Nach Auffassung des 13. Senats ist derzeit offen, ob die entsprechende Vertragsklausel des Anbieters mit europäischem Recht vereinbar ist. Im Kern geht es um die Frage, ob eine nachrangige Behandlung von Vielnutzern eine nicht gerechtfertigte Ungleichbehandlung von Kunden darstellt. Bevor in der Hauptsache entschieden wird, will das OVG Münster den Europäischen Gerichtshof (EuGH) um eine Vorabentscheidung bitten. Damit wird der Konflikt um Datenpriorisierung und Netzmanagement auf die europäische Ebene verlagert.
Gegenstand des Verfahrens ist insbesondere, ob der Datentransport datenintensiver Anwendungen wie hochauflösendem Videostreaming während einer Netzüberlastung eingeschränkt oder verlangsamt werden darf. Der betroffene Mobilfunkanbieter sieht dies in seinen Allgemeinen Geschäftsbedingungen vor, um Kapazitäten in ausgelasteten Funkzellen zu steuern. Die Bundesnetzagentur hatte angeordnet, dass diese Klausel nicht umgesetzt werden darf und damit faktisch einen Riegel vor entsprechende Maßnahmen gegen Heavy User geschoben.
In der Vorinstanz hatte sich die Bundesnetzagentur noch durchgesetzt: Das Verwaltungsgericht Köln hatte die Position der Behörde bestätigt.

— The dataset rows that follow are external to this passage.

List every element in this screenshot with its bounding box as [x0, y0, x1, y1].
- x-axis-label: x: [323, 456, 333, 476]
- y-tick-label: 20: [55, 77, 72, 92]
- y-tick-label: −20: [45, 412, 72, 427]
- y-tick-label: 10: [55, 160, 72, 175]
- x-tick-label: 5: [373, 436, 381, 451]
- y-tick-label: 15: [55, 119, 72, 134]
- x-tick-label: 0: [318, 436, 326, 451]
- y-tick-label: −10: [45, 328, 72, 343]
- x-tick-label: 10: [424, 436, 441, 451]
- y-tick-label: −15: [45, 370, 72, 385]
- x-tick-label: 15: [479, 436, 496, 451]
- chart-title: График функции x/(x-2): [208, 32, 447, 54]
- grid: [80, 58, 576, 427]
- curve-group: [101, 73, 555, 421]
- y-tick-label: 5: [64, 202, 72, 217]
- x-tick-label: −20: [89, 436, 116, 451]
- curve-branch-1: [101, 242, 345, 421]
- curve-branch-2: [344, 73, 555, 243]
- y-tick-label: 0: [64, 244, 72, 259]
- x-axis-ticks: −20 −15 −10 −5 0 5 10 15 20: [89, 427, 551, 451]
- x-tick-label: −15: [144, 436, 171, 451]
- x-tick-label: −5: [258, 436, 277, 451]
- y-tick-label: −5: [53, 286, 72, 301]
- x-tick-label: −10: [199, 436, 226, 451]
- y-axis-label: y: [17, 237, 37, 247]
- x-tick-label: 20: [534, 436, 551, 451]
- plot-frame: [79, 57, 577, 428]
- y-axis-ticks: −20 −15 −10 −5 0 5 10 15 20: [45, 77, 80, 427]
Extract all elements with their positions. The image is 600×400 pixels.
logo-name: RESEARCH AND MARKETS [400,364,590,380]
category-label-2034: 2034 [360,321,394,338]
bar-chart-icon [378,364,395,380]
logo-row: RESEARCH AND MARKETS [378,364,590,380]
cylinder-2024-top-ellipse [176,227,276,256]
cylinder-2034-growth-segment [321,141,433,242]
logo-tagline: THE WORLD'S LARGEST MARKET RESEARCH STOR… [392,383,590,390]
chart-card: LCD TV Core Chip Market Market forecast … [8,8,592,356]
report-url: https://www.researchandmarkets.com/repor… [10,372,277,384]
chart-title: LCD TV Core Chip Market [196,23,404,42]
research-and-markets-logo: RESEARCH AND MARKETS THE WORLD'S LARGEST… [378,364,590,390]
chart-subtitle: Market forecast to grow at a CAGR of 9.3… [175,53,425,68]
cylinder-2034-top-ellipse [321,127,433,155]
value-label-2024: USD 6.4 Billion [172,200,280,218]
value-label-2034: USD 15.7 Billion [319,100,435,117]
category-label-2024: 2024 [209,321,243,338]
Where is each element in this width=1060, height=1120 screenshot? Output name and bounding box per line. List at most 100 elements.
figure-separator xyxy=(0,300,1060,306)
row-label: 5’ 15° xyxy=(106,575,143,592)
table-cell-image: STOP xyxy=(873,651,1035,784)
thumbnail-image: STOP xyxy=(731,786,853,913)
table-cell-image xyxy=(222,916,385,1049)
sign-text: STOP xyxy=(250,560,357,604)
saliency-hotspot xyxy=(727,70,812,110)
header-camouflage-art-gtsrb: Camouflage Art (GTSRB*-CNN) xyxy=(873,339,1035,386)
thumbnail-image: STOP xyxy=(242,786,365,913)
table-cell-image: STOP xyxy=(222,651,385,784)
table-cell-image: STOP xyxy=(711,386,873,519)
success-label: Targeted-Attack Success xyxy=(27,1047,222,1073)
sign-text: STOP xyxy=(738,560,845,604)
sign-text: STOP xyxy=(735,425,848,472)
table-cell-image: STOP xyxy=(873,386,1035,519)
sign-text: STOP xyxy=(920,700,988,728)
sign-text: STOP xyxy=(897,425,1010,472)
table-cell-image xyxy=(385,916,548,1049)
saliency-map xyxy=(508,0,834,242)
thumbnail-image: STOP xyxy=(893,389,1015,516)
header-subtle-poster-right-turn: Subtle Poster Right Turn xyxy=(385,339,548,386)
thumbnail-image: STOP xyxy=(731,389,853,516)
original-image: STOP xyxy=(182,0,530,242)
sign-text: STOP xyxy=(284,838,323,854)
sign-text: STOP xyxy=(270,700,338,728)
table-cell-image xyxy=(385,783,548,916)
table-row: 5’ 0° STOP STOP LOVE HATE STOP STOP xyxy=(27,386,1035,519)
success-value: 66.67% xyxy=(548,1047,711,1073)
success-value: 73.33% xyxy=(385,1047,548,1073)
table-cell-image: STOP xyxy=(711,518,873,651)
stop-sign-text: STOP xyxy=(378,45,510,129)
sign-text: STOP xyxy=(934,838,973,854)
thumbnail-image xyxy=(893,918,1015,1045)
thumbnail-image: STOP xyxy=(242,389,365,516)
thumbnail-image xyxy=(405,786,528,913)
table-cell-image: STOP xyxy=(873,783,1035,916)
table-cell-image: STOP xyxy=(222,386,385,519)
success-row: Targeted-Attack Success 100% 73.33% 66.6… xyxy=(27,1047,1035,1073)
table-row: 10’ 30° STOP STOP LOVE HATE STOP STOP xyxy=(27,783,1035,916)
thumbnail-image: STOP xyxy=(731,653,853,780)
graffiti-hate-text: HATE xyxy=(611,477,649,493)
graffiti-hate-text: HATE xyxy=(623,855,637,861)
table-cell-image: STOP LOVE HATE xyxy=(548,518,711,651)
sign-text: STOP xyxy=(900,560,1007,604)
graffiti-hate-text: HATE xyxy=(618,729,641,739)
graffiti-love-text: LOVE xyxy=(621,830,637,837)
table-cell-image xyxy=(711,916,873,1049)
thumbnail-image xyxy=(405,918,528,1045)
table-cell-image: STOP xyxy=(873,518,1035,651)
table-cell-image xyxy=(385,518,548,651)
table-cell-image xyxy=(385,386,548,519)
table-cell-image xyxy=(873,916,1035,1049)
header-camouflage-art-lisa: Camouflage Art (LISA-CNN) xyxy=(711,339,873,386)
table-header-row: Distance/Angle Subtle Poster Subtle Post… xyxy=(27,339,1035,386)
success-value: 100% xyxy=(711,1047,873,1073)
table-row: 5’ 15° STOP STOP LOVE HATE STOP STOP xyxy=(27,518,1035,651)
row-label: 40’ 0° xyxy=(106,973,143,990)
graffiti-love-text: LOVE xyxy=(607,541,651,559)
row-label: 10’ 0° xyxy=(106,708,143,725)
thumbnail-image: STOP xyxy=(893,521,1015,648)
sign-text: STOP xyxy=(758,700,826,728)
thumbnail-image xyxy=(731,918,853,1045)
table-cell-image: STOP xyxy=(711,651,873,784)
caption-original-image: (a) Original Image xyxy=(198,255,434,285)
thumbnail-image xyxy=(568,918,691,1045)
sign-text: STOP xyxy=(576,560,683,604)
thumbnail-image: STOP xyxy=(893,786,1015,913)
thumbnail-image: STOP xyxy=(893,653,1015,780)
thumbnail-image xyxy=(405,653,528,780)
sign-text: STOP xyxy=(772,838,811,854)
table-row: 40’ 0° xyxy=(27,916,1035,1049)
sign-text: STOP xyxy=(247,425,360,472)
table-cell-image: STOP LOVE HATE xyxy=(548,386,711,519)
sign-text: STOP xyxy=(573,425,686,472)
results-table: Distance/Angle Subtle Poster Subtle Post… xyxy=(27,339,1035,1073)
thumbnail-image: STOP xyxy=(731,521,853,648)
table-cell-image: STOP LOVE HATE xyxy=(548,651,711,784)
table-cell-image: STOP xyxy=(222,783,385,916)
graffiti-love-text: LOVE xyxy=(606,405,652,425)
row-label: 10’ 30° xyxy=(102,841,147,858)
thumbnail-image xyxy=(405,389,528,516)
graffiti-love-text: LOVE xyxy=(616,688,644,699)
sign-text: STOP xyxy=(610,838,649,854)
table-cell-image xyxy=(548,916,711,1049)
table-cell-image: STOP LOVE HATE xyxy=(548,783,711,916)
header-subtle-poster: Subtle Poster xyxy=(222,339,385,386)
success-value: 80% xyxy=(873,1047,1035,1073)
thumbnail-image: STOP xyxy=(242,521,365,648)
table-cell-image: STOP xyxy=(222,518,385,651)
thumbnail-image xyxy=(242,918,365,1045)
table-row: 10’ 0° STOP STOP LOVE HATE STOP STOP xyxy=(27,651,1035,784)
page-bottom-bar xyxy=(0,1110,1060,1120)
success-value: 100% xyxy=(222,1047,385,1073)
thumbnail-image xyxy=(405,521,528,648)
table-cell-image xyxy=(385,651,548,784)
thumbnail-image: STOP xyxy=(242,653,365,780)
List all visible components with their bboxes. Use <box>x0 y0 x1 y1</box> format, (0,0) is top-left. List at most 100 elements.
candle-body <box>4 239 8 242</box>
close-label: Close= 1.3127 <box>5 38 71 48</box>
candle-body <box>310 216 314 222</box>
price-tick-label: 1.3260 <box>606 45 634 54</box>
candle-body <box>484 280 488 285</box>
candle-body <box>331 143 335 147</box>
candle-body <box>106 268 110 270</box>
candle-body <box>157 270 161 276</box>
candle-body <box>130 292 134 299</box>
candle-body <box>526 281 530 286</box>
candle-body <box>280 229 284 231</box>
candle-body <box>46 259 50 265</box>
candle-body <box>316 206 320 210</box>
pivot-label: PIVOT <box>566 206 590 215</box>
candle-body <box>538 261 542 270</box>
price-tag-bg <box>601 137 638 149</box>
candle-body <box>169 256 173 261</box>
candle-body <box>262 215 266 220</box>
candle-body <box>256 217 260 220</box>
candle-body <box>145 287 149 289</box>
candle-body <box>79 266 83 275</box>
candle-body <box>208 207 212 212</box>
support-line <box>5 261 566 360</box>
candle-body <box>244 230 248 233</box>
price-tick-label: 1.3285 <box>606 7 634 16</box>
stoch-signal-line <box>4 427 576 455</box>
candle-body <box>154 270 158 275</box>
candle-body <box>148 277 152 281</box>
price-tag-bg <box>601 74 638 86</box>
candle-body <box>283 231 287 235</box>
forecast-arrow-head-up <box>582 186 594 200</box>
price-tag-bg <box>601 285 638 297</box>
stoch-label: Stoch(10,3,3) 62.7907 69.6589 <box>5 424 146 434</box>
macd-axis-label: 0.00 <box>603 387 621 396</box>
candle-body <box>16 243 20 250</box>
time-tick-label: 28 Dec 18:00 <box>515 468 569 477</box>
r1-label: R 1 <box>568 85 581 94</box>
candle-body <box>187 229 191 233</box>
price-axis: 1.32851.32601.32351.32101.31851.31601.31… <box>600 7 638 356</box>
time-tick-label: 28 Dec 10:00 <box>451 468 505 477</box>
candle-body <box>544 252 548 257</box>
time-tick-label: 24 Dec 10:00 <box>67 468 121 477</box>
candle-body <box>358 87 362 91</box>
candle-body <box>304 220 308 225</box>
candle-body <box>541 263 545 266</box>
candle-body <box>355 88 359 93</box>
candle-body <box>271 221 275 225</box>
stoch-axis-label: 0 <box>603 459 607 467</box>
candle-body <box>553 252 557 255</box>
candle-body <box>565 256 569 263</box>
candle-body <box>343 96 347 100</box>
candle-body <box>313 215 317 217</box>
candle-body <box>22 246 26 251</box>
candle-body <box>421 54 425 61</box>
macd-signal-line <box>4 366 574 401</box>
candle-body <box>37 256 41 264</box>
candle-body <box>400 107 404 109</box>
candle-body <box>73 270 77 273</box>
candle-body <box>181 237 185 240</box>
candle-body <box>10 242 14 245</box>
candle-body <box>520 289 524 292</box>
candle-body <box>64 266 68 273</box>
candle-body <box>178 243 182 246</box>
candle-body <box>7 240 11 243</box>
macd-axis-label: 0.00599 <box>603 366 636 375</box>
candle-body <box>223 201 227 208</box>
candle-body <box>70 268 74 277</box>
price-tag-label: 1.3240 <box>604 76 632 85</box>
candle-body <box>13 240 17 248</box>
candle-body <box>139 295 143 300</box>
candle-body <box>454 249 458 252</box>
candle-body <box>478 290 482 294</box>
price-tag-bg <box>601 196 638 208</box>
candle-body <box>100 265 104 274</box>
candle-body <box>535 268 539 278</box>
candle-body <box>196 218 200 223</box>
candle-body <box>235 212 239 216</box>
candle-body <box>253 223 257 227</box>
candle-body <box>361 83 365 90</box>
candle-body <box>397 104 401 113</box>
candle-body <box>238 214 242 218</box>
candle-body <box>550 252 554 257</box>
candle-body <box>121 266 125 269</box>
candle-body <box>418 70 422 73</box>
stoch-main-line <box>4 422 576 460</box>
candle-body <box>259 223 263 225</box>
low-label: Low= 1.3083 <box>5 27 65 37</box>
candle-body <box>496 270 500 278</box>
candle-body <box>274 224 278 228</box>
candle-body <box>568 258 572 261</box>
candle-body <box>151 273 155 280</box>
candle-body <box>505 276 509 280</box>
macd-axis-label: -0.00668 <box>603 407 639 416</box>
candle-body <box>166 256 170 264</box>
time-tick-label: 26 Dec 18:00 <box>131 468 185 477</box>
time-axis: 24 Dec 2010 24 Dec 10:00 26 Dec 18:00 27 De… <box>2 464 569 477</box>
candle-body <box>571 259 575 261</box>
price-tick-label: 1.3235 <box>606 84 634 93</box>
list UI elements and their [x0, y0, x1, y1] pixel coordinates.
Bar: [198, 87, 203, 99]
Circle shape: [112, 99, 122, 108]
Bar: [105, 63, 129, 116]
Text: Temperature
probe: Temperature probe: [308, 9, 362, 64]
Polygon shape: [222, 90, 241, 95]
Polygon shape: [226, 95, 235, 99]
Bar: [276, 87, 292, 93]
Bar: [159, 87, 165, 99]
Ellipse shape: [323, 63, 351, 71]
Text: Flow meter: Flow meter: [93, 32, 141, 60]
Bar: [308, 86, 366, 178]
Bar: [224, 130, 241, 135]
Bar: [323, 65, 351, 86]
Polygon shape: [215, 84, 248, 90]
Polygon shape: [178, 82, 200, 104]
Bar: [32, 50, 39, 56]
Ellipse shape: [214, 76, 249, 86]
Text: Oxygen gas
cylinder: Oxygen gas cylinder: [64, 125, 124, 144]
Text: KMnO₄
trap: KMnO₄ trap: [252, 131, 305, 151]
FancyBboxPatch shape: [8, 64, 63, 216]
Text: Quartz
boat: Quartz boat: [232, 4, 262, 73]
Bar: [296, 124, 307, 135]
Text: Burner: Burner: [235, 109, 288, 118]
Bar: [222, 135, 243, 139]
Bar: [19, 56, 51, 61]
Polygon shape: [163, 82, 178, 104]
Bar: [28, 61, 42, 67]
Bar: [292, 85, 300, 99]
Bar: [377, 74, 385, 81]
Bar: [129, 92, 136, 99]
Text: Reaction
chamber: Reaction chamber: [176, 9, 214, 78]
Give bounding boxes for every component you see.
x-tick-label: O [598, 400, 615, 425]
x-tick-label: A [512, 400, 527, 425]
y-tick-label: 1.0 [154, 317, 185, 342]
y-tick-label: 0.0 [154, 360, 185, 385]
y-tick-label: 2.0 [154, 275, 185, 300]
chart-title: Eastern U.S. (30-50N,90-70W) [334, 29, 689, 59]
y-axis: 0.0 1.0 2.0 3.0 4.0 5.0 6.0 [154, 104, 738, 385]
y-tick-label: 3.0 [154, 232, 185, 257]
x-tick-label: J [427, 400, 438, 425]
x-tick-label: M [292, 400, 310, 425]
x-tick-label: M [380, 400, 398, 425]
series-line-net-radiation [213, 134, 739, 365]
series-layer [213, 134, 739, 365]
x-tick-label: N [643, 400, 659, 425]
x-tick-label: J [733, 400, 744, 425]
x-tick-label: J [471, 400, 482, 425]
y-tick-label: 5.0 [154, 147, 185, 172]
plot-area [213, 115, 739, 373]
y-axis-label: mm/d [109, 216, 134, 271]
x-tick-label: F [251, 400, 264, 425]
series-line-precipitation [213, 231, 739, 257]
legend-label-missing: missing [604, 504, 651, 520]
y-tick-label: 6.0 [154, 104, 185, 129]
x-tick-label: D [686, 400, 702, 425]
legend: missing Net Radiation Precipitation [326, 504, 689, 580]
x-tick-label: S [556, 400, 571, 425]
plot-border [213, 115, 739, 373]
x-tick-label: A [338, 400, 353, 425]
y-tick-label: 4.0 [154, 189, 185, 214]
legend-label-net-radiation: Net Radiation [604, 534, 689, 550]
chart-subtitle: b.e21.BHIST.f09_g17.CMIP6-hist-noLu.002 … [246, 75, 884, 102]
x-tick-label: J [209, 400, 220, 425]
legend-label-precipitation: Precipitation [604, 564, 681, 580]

Das OVG änderte diese Entscheidung nun (Az. 13 B 1232/25) und gab dem Anbieter im Eilverfahren Recht. Mit der geplanten Vorlage an den EuGH dürfte der Fall Signalwirkung für die Auslegung europäischer Vorgaben zur Gleichbehandlung von Internetverkehr und zu den Spielräumen der Netzbetreiber beim Umgang mit stark belasteten Mobilfunkzellen entfalten.